My usual riding partners were in on this one, “Gale-Force” Gail Hochman and Marianne “Motorola” Merola. The folks down at headquarters, Kathryn “Command Central” Court, Brian “Where the Rubber Meets the Road” Tart, “Lucky” Lindsey Schwoeri, “Victorious” Victoria Savanh, Ben “Buggy-Bath” Petrone, Angie “Mess with the Best” Messina, and Marcus “Ridin’ on the Rim” Red Thunder.
And lest I forget, because she would remind me, Judy “Shotgun” Johnson, my love and companion in all things in this world and the next.
1
There is a canyon in the heart of Wyoming carved by a river called Wind and a narrow, opposing, two-lane highway that follows its every curve like a lover.
Traveling north through rolling flats, there is a windswept, rocky terrain that stands like a fortress next to the shores of the Boysen Reservoir with icy blue water that reflects the Owl Creek Mountains, looking as if they might run to the Arctic Circle.
At this point, there are three living-rock tunnels that enter the canyon in a row—rough, incongruous, like the passages that my mind still races through from the time when both I and the interstate highway system were young. Once out of these vintage boreholes, surrounded by granite walls towering 2,500 feet on either side, there are some of the most ancient rock formations in the world.
The Precambrian cliffs glowed pink in the late-afternoon sun that peered over the tops to illuminate the road signs that note the geologic history of the canyon, once again making me feel as if I were falling through time.
I figured that’s what she was doing, standing at the edge of one of the overhangs that dropped down into the turgid water.

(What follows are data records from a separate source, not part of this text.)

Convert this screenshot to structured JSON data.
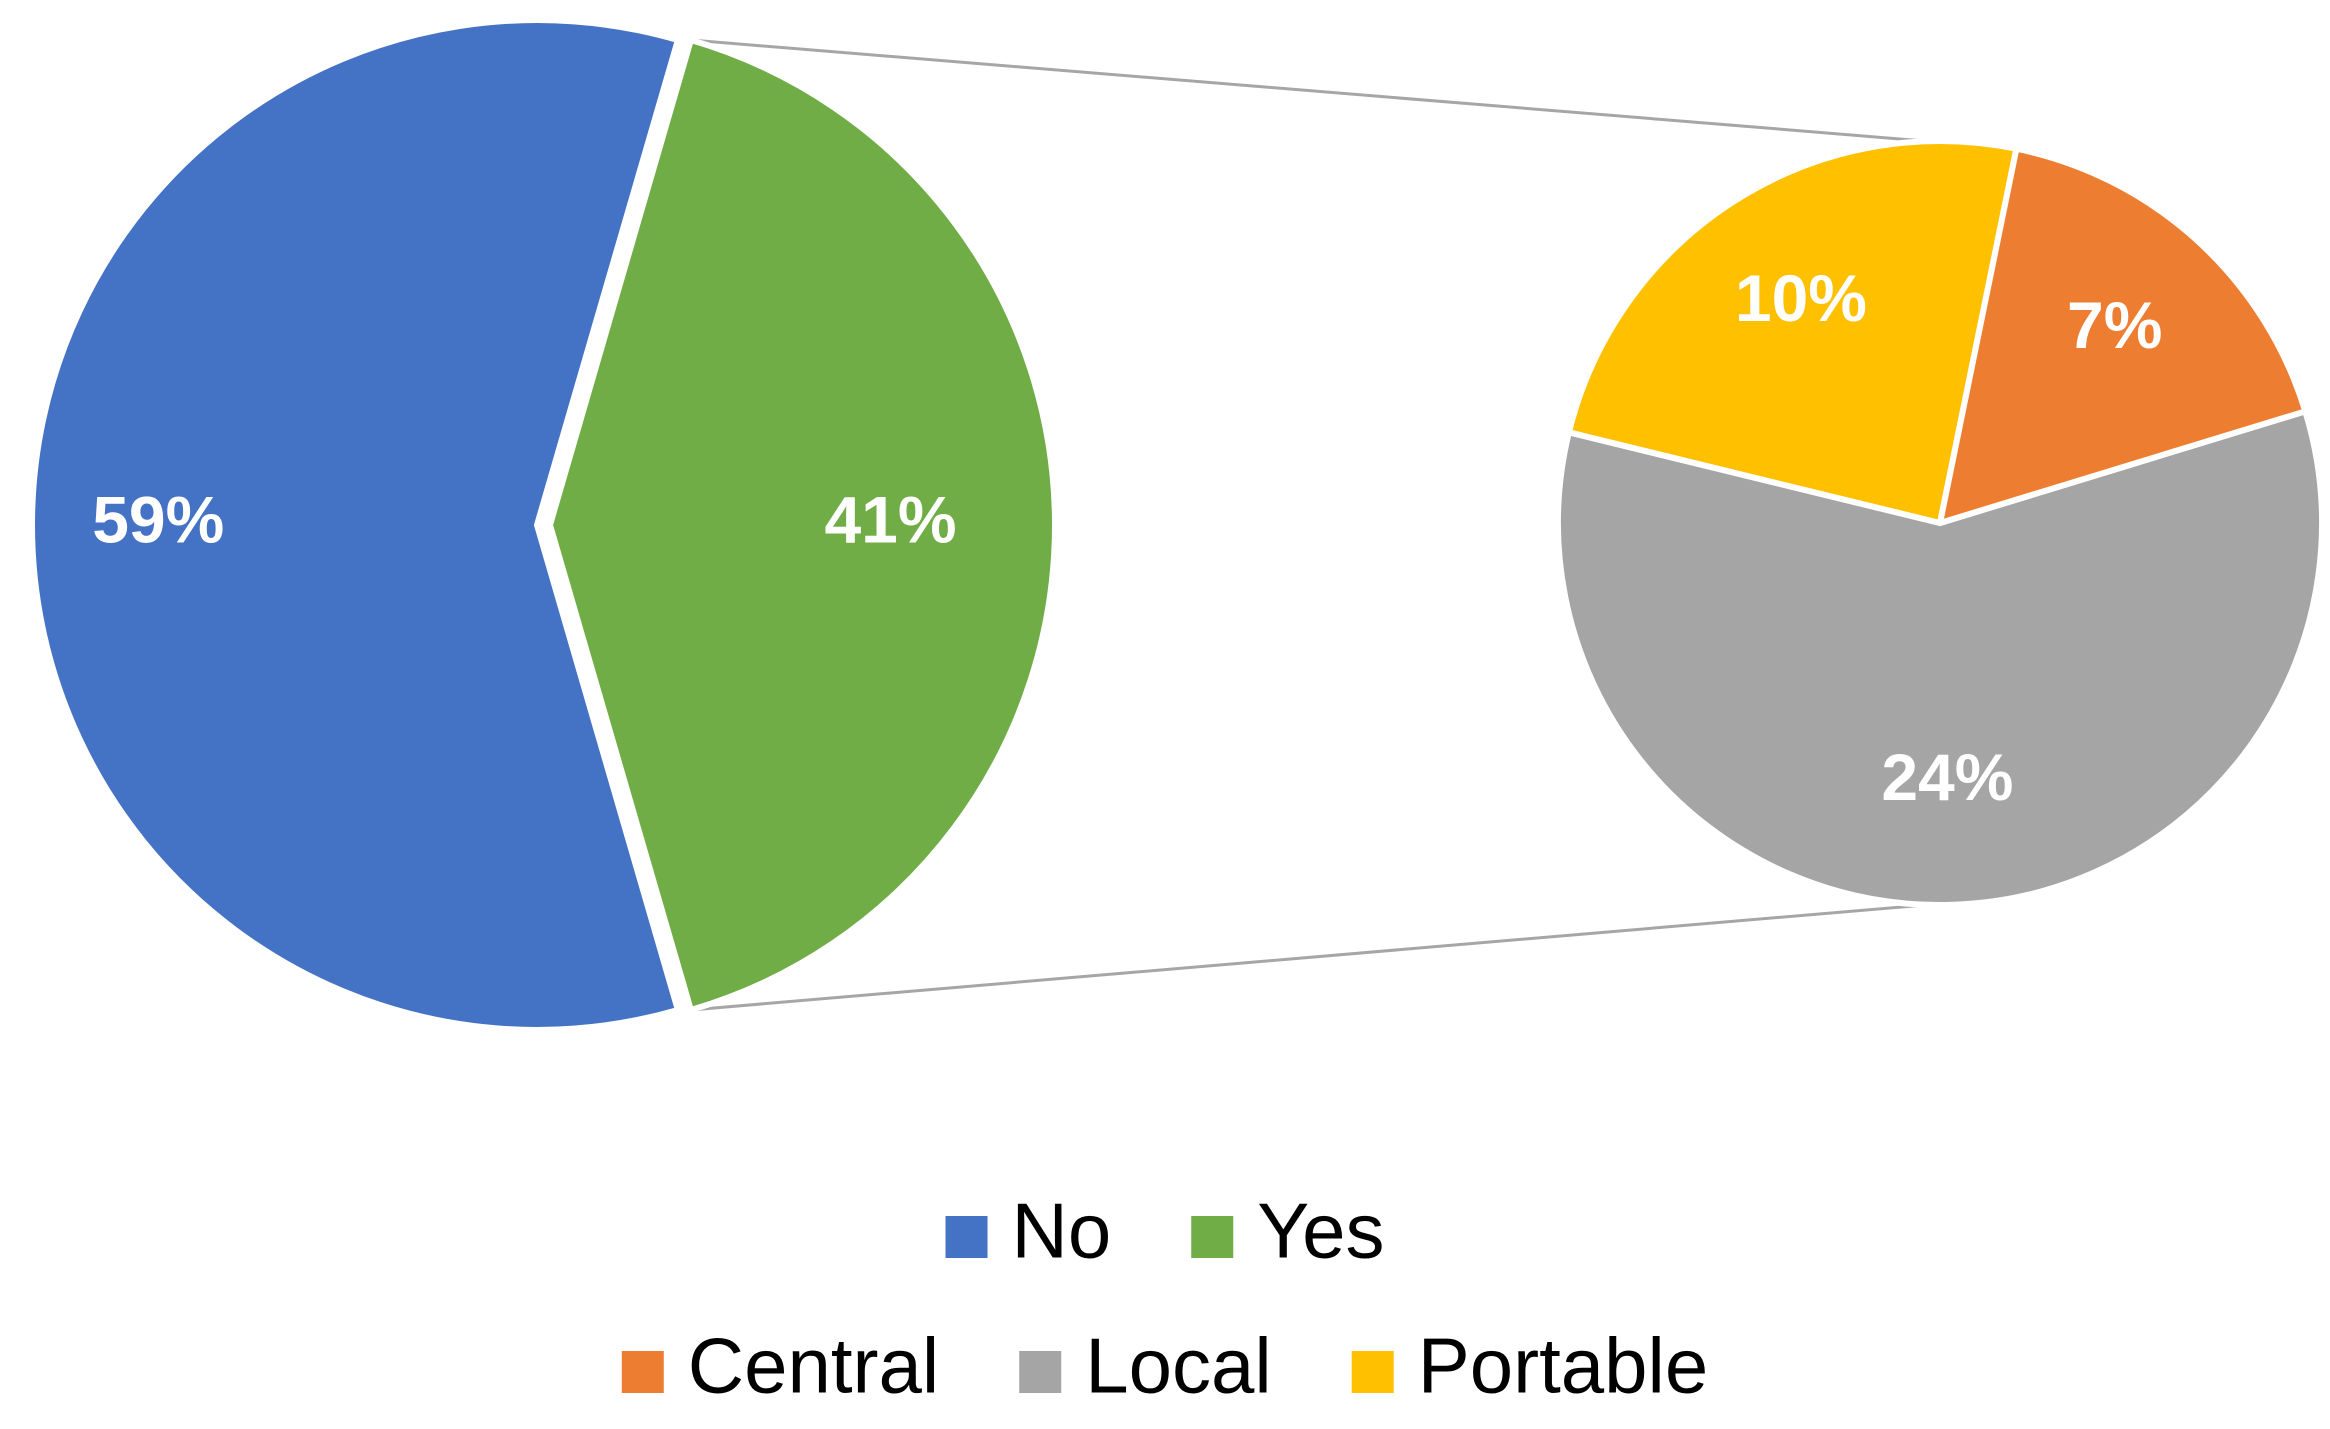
{
  "chart_data": {
    "type": "pie",
    "subtype": "pie-of-pie",
    "title": "",
    "main_pie": {
      "slices": [
        {
          "label": "No",
          "value": 59,
          "display": "59%",
          "color": "#4472C4"
        },
        {
          "label": "Yes",
          "value": 41,
          "display": "41%",
          "color": "#70AD47"
        }
      ]
    },
    "secondary_pie": {
      "breakdown_of": "Yes",
      "slices": [
        {
          "label": "Local",
          "value": 24,
          "display": "24%",
          "color": "#A5A5A5"
        },
        {
          "label": "Portable",
          "value": 10,
          "display": "10%",
          "color": "#FFC000"
        },
        {
          "label": "Central",
          "value": 7,
          "display": "7%",
          "color": "#ED7D31"
        }
      ]
    },
    "legend": {
      "placement": "bottom",
      "rows": [
        [
          {
            "label": "No",
            "color": "#4472C4"
          },
          {
            "label": "Yes",
            "color": "#70AD47"
          }
        ],
        [
          {
            "label": "Central",
            "color": "#ED7D31"
          },
          {
            "label": "Local",
            "color": "#A5A5A5"
          },
          {
            "label": "Portable",
            "color": "#FFC000"
          }
        ]
      ]
    },
    "connector_color": "#A6A6A6"
  }
}
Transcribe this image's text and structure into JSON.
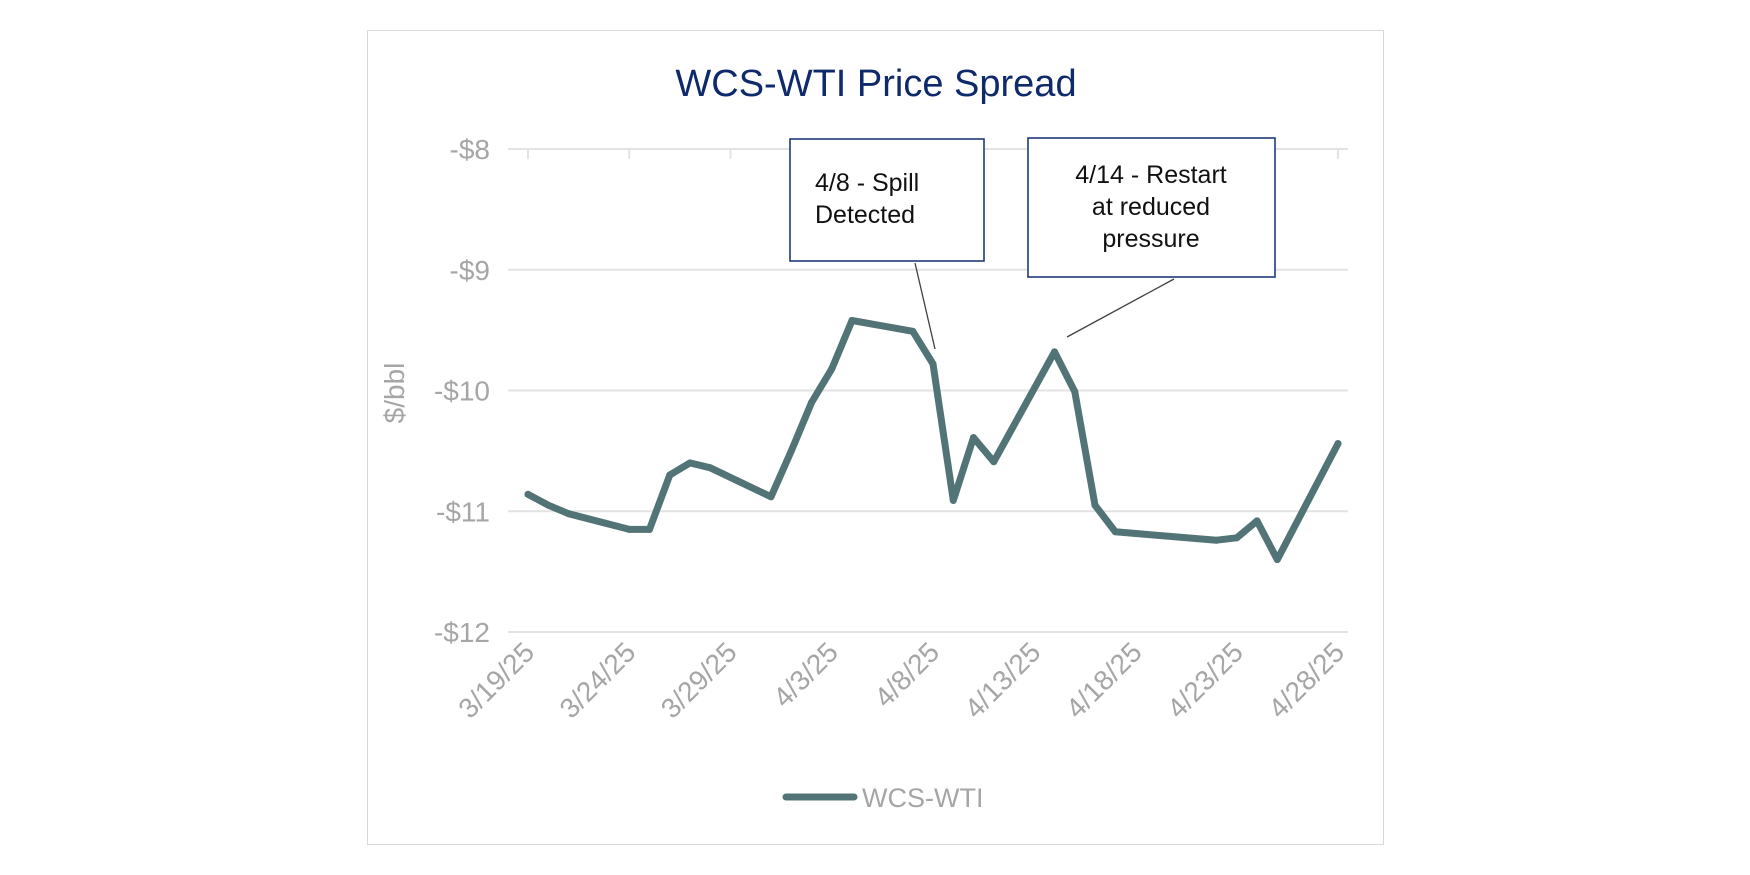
{
  "chart_data": {
    "type": "line",
    "title": "WCS-WTI Price Spread",
    "ylabel": "$/bbl",
    "xlabel": "",
    "ylim": [
      -12,
      -8
    ],
    "y_ticks": [
      -8,
      -9,
      -10,
      -11,
      -12
    ],
    "y_tick_labels": [
      "-$8",
      "-$9",
      "-$10",
      "-$11",
      "-$12"
    ],
    "x_range": [
      "2025-03-19",
      "2025-04-28"
    ],
    "x_ticks": [
      "2025-03-19",
      "2025-03-24",
      "2025-03-29",
      "2025-04-03",
      "2025-04-08",
      "2025-04-13",
      "2025-04-18",
      "2025-04-23",
      "2025-04-28"
    ],
    "x_tick_labels": [
      "3/19/25",
      "3/24/25",
      "3/29/25",
      "4/3/25",
      "4/8/25",
      "4/13/25",
      "4/18/25",
      "4/23/25",
      "4/28/25"
    ],
    "grid": "horizontal",
    "legend_position": "bottom",
    "line_color": "#537476",
    "series": [
      {
        "name": "WCS-WTI",
        "x": [
          "2025-03-19",
          "2025-03-20",
          "2025-03-21",
          "2025-03-24",
          "2025-03-25",
          "2025-03-26",
          "2025-03-27",
          "2025-03-28",
          "2025-03-31",
          "2025-04-01",
          "2025-04-02",
          "2025-04-03",
          "2025-04-04",
          "2025-04-07",
          "2025-04-08",
          "2025-04-09",
          "2025-04-10",
          "2025-04-11",
          "2025-04-14",
          "2025-04-15",
          "2025-04-16",
          "2025-04-17",
          "2025-04-22",
          "2025-04-23",
          "2025-04-24",
          "2025-04-25",
          "2025-04-28"
        ],
        "y": [
          -10.86,
          -10.95,
          -11.02,
          -11.15,
          -11.15,
          -10.7,
          -10.6,
          -10.64,
          -10.88,
          -10.5,
          -10.1,
          -9.82,
          -9.42,
          -9.51,
          -9.78,
          -10.91,
          -10.39,
          -10.59,
          -9.68,
          -10.01,
          -10.95,
          -11.17,
          -11.24,
          -11.22,
          -11.08,
          -11.4,
          -10.44
        ]
      }
    ],
    "annotations": [
      {
        "text_lines": [
          "4/8 - Spill",
          "Detected"
        ],
        "points_to": "2025-04-08",
        "align": "left"
      },
      {
        "text_lines": [
          "4/14 - Restart",
          "at reduced",
          "pressure"
        ],
        "points_to": "2025-04-14",
        "align": "center"
      }
    ]
  }
}
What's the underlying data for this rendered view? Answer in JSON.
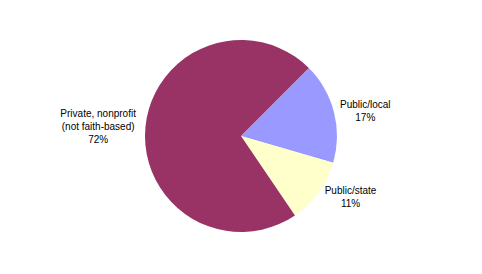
{
  "chart_data": {
    "type": "pie",
    "categories": [
      "Public/local",
      "Public/state",
      "Private, nonprofit (not faith-based)"
    ],
    "values": [
      17,
      11,
      72
    ],
    "value_labels": [
      "17%",
      "11%",
      "72%"
    ],
    "colors": [
      "#9999ff",
      "#ffffcc",
      "#993366"
    ],
    "data_labels": true
  }
}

I’d parked my truck at one of the pull-offs that bulge out from the road so that the tourists can get a better view of the Wind River. By federal treaty, the Shoshone and Arapaho are the only ones allowed to outfit whitewater and fly-fishing ventures in the reservation portion of the canyon, and there were a few of these brave individuals navigating rafts and drift boats through the fallen boulders and jutting rocks that populate the foaming, churning waves. At the Wedding of the Waters, the river changes its name and magically becomes the Rocky Mountain Bighorn River as it speeds north, almost as if the Wind could not survive in the white man’s world.
I was surprised to find her here at all, standing on the ledge below, barely visible in the drifting mists. She looked the way I remembered her from our many interactions in my county, tall and angular with one of those profiles that are hard to forget. She didn’t have her hat on, so her blond hair trailed back in the slight breeze, making it look as if she were moving instead of standing still.